Drawing deeply from both experiences, the Moroccan maestro has since 2010 led his University of Gnawa solo project, which pits Sahmaoui’s guembri (a traditional three-stringed bass lute) and soaring, imploring voice against western instrumentation – guitar, keys, electric bass and a full drum kit – to create trance-like, yet poetic, Maghreb grooves.

Friday (from 6pm)

Red Baraat

A welcome late addition to the bill, eight-piece party starters Red Baraat combine modern driving bhangra beats with jazzy horn stabs to wonderfully infectious effect.

This cross-pollinated project was, perhaps, inevitably born in Brooklyn. The centrepiece is Sunny Jain slamming the dhol – an Indian double-headed, shoulder-slung drum that lends bhangra its frenetic heartbeat – leading a three-piece percussion section.

Five horn players spurt overlapping, New Orleans-esque lines – occasionally pausing for a brief rap or refrain. The band’s latest album, due for release in March, adds guitar to the mix.

DakhaBrakha

Global festival favourites DakhaBrakha have won the global hipster vote by taking the folk songs of their native Ukraine, and riotously turbocharging them with a punk aesthetic.

It is no cheap appropriation.
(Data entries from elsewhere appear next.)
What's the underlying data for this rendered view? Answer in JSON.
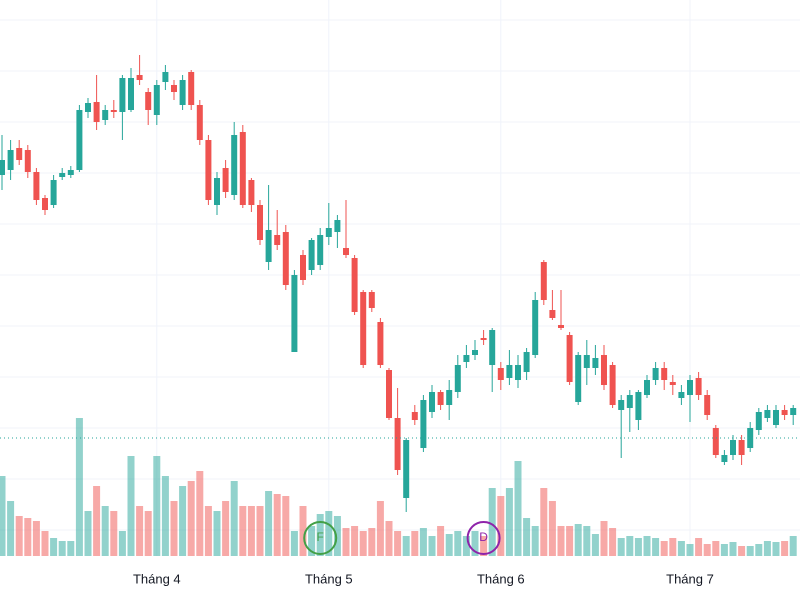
{
  "chart_data": {
    "type": "candlestick",
    "ylim": [
      44,
      600
    ],
    "y2lim": [
      0,
      556
    ],
    "grid_y": [
      580,
      529,
      478,
      427,
      376,
      325,
      274,
      223,
      172,
      121,
      70
    ],
    "xticks": [
      {
        "value": 18,
        "label": "Tháng 4"
      },
      {
        "value": 38,
        "label": "Tháng 5"
      },
      {
        "value": 58,
        "label": "Tháng 6"
      },
      {
        "value": 80,
        "label": "Tháng 7"
      }
    ],
    "up_color": "#26a69a",
    "down_color": "#ef5350",
    "price_line": 162,
    "markers": [
      {
        "label": "F",
        "index": 37,
        "color": "#43a047"
      },
      {
        "label": "D",
        "index": 56,
        "color": "#8e24aa"
      }
    ],
    "ohlc": [
      [
        425,
        465,
        410,
        440
      ],
      [
        430,
        460,
        420,
        450
      ],
      [
        452,
        460,
        435,
        440
      ],
      [
        450,
        455,
        422,
        428
      ],
      [
        428,
        432,
        395,
        400
      ],
      [
        402,
        405,
        385,
        390
      ],
      [
        395,
        425,
        392,
        420
      ],
      [
        423,
        432,
        420,
        427
      ],
      [
        425,
        434,
        422,
        430
      ],
      [
        430,
        495,
        428,
        490
      ],
      [
        488,
        502,
        482,
        497
      ],
      [
        498,
        525,
        470,
        478
      ],
      [
        480,
        495,
        475,
        490
      ],
      [
        490,
        500,
        482,
        488
      ],
      [
        488,
        525,
        460,
        522
      ],
      [
        490,
        532,
        488,
        522
      ],
      [
        525,
        545,
        515,
        520
      ],
      [
        508,
        512,
        475,
        490
      ],
      [
        485,
        520,
        475,
        515
      ],
      [
        518,
        535,
        510,
        528
      ],
      [
        515,
        520,
        500,
        508
      ],
      [
        495,
        525,
        490,
        520
      ],
      [
        528,
        530,
        490,
        495
      ],
      [
        495,
        500,
        455,
        460
      ],
      [
        460,
        465,
        395,
        400
      ],
      [
        395,
        428,
        385,
        422
      ],
      [
        432,
        440,
        402,
        408
      ],
      [
        405,
        478,
        400,
        465
      ],
      [
        468,
        475,
        392,
        395
      ],
      [
        420,
        422,
        388,
        395
      ],
      [
        395,
        400,
        355,
        360
      ],
      [
        338,
        415,
        330,
        370
      ],
      [
        365,
        390,
        350,
        355
      ],
      [
        368,
        375,
        310,
        315
      ],
      [
        248,
        330,
        248,
        325
      ],
      [
        345,
        350,
        315,
        320
      ],
      [
        330,
        362,
        325,
        360
      ],
      [
        335,
        372,
        330,
        365
      ],
      [
        363,
        397,
        355,
        372
      ],
      [
        368,
        385,
        352,
        380
      ],
      [
        352,
        400,
        342,
        345
      ],
      [
        342,
        345,
        285,
        288
      ],
      [
        308,
        310,
        232,
        235
      ],
      [
        308,
        310,
        288,
        292
      ],
      [
        278,
        282,
        232,
        235
      ],
      [
        230,
        232,
        180,
        182
      ],
      [
        182,
        212,
        125,
        130
      ],
      [
        102,
        162,
        88,
        160
      ],
      [
        188,
        195,
        175,
        180
      ],
      [
        152,
        205,
        148,
        200
      ],
      [
        188,
        215,
        182,
        208
      ],
      [
        208,
        210,
        190,
        195
      ],
      [
        195,
        220,
        180,
        210
      ],
      [
        208,
        245,
        202,
        235
      ],
      [
        238,
        255,
        232,
        245
      ],
      [
        245,
        260,
        240,
        250
      ],
      [
        262,
        270,
        255,
        260
      ],
      [
        235,
        272,
        208,
        270
      ],
      [
        232,
        238,
        210,
        220
      ],
      [
        222,
        250,
        215,
        235
      ],
      [
        220,
        245,
        212,
        235
      ],
      [
        228,
        252,
        220,
        248
      ],
      [
        245,
        308,
        242,
        300
      ],
      [
        338,
        340,
        295,
        300
      ],
      [
        290,
        310,
        280,
        282
      ],
      [
        275,
        310,
        270,
        272
      ],
      [
        265,
        268,
        215,
        218
      ],
      [
        198,
        248,
        195,
        245
      ],
      [
        232,
        260,
        215,
        245
      ],
      [
        232,
        255,
        225,
        242
      ],
      [
        245,
        255,
        210,
        215
      ],
      [
        235,
        238,
        192,
        195
      ],
      [
        190,
        205,
        142,
        200
      ],
      [
        192,
        210,
        168,
        205
      ],
      [
        180,
        210,
        170,
        208
      ],
      [
        205,
        225,
        202,
        220
      ],
      [
        220,
        238,
        215,
        232
      ],
      [
        232,
        238,
        210,
        220
      ],
      [
        218,
        225,
        205,
        215
      ],
      [
        202,
        215,
        195,
        208
      ],
      [
        205,
        225,
        178,
        220
      ],
      [
        222,
        228,
        200,
        205
      ],
      [
        205,
        210,
        180,
        185
      ],
      [
        172,
        175,
        142,
        145
      ],
      [
        138,
        150,
        135,
        145
      ],
      [
        145,
        165,
        140,
        160
      ],
      [
        160,
        165,
        135,
        145
      ],
      [
        152,
        178,
        148,
        172
      ],
      [
        170,
        192,
        165,
        188
      ],
      [
        182,
        195,
        178,
        190
      ],
      [
        175,
        195,
        172,
        190
      ],
      [
        190,
        195,
        180,
        185
      ],
      [
        185,
        195,
        175,
        192
      ]
    ],
    "volume": [
      80,
      55,
      40,
      38,
      35,
      25,
      18,
      15,
      15,
      138,
      45,
      70,
      50,
      45,
      25,
      100,
      50,
      45,
      100,
      80,
      55,
      70,
      75,
      85,
      50,
      45,
      55,
      75,
      50,
      50,
      50,
      65,
      62,
      60,
      25,
      50,
      30,
      42,
      45,
      40,
      28,
      30,
      25,
      28,
      55,
      35,
      25,
      20,
      25,
      28,
      20,
      30,
      22,
      25,
      20,
      25,
      20,
      68,
      60,
      68,
      95,
      38,
      30,
      68,
      55,
      30,
      30,
      32,
      30,
      22,
      35,
      28,
      18,
      20,
      18,
      20,
      18,
      15,
      18,
      15,
      12,
      18,
      12,
      15,
      12,
      14,
      10,
      10,
      12,
      15,
      14,
      15,
      20
    ]
  }
}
Performing primarily on acoustic instruments – accordion, cello, woodwind, percussion – the quartet’s raw energy is all in the performance, with wailing vocal choruses criss-crossing festive, rural folk rhythms. Originally a live-theatre music crew, DakhaBrakha turn the kook factor up to 11, performing in white wedding dresses, bold beads and towering Cossack hats.